Australia :: June 1994 - March 1995

Subject: Waltzing Matilda
Date: August 20, 1994 02:18

8:45 Emerald, Australia :: 16 JUL 94

Waltzing Matilda
Lyrics by A. B. Paterson

Once a jolly swagman camped by a billabong,
Under the shade of a coolibah tree,
And he sang as he sat and watched his billy boiling
Who'll come a-waltzing Matilda with me?


Waltzing Matilda, Matilda my darling,
Who'll come a-waltzing Matilda with me,
Waltzing Matilda and leading a water bag
Who'll come a-waltzing Matilda with me?

Along came a jumbuck and he drank from the billabong,
Down jumped the swagman and he grabbed him with glee,
And he sang as he shoved that jumbuck in his tucker bag,
You'll come a-waltzing Matilda with me.

Down came the squatter mounted on his thoroughbred,
Down came the troopers, one, two, three,
Whose is the jumbuck you've got in your tucker bag?
You'll come a-waltzing Matilda with me.

Well up jumped the swagman and he leapt into the billabong,
He drowned himself by the coolibah tree,
And his ghost may be heard as you pass by the billabong,
Who'll come a-waltzing Matilda with me?

17:50 Toowong, Australia :: 20 JUL 94

A movement in Australia promotes changing the national anthem to Waltzing Matilda. The lyrics as printed above differ in some respects from the way the song is typically sung, however the essentials remain consistent.

A close examination of the lyrics, and a guide to Australian bush slang reveals a story about a migrant farm/ranch worker [swagman] camped beside a water hole in a dried-up river bed [billabong]. While waiting for his tea water to boil in the pot [billy] he whiles away the lonely time by dancing with his sleeping roll [a matilda, or swag (thus, swagman)].
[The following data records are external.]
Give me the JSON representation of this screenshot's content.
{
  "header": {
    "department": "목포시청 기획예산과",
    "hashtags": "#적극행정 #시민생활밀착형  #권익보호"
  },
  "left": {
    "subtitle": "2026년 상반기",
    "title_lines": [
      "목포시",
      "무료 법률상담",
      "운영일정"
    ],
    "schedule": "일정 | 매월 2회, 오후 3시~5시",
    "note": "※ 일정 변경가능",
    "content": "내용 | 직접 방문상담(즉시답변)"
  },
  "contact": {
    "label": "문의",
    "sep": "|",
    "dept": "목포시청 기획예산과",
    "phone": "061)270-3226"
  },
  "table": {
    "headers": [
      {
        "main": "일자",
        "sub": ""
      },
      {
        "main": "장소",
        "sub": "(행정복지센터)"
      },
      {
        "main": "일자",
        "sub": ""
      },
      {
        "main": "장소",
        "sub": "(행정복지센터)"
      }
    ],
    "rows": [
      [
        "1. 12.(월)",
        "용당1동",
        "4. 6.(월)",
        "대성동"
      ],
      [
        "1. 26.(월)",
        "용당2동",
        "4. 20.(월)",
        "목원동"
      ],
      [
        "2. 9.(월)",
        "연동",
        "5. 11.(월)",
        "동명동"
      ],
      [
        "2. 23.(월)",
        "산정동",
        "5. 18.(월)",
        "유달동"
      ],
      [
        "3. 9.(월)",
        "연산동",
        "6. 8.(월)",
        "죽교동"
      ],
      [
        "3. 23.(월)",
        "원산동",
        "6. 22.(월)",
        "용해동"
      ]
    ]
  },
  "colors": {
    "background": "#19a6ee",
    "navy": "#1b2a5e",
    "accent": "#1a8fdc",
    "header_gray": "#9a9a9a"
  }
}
When a jumbuck [sheep (male, I think)] comes to the billabong for a drink the fiscally challenged vagrant catches it, hiding it in his tucker bag [like a duffel bag; tucker means 'food' so a tucker bag literally means something to carry food in].

The rancher [squatter; unlike North American usage, a squatter in this context holds legal title to the land he occupies] comes by with the constabulary [troopers] and questions the jumbuck's owner. The swagman escapes prosecution and eventual hanging for sheep rustling (referred to as 'duffing' here) by instead committing suicide.

This doesn't quite seem the most appropriate of anthems to me.